In case of already incrusted wells where treatment is essential, the same may be achieved by using acid, chlorine or other effective agents, depending upon the nature of the incrusted materials. Hydrochloric and sulphuric acids are effective in removing carbonates. Sodium hexa meta phosphate is effective in dispersing iron and manganese oxides. Chlorine is effective in removing bacterial growth and slimes.
3. Corrosion:
The negative Langelier index results in corrosion which in turn, reduces the strength of the pipe, increases the screen size, causing sand pumping and eventual failure of the tubewell. The important reasons for corrosion are galvanic action corrosive water, high velocity and unsaturated waters.
(i) Electrolytic or Galvanic Action:
It is the most important factor leading to corrosion. The principle behind electrolytic corrosion is that when two or more dissimilar metals are dipped into solution (viz. in water) a solution potential is set up which causes the electrons to move from cathode (electrode) to anode (electrode).
Thus the anodic portion is corroded and deposition takes place on the cathode. The elements lying above the hydrogen in electrochemical series, act as anode and those below as cathode. The positions of the elements in electrochemical series determine the rate of corrosion, depending upon their mutual positions. Generally, the greater the difference in their position, more intense corrosion is produced.
For example, if iron and brass are coupled together in water, iron acts as anode and brass as cathode. Thereby, iron is progressively being corroded and brass remains protected. Sometimes, corrosion takes place in the same metal between two path of slightly dissimilar composition. This is known as local corrosion. The protection of iron pipe is achieved by galvanizing the same. In doing so, the zinc start working as anode and iron as cathode. Thus, zinc is corroded and iron is protected from corrosion.
(ii) Corrosive Water:
If the water is acidic, it attacks the metals directly and causes corrosion. Hydrogen sulphide corrodes steel and copper alloys, if it is present in quantities greater than 1 ppm. If the dissolved carbon dioxide concentration is more than 53 ppm and DO is 2 ppm, make the water corrosive. The electrical conductivity value above 1500 ohms/cm makes water corrosive.
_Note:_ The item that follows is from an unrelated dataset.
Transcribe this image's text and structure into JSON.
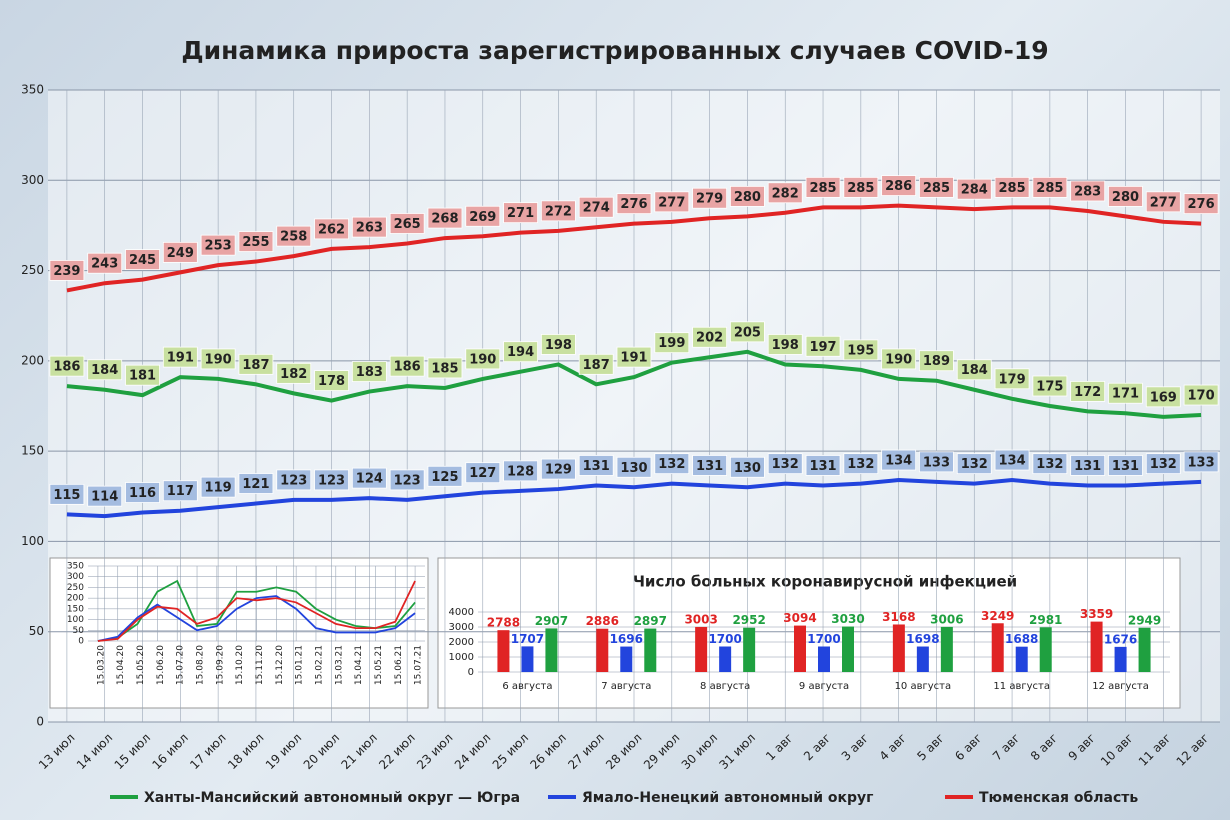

(iii) High Velocity of Water:
The high flow of water removes the hydrogen from the cathode, which in turn accentuates the process of corrosion. Very low velocity of water tends to prevent local corrosion but makes it uniform.
(iv) Unsaturated Water:
When water is deprived of the minimum quantity of iron that water can normally contain. It is known as unsaturated water. As such, the water corrodes iron and steel until it becomes saturated. The water with less than 50 ppm of hardness is generally unsaturated and often causes corrosion.
Methods to Control Corrosion:
(i) The use of corrosion resistant materials can effectively control corrosion. Such materials include everdur bronze (16% copper, 3% silicon, 1% manganese) stainless steel, polythene, epoxy-bonded fibre glass etc.
(ii) Galvanizing – coating with plastics etc. offer considerable protection from corrosion.
(iii) Reduction in velocity reduces the rate of corrosion. It can be achieved by increasing the percentage of open area of the diameter of the well pipe or decreasing the rate of pumping or the draw down.
(iv) The corrosiveness of water may be affectively reduced by suitably treating such water. The addition of lime to neutralise the acidity of water is worth suggesting.
(v) Cathode protection.
In this method an alternative anode is selected. Thus, the iron pipe may be protected from corrosion by making zinc as anode.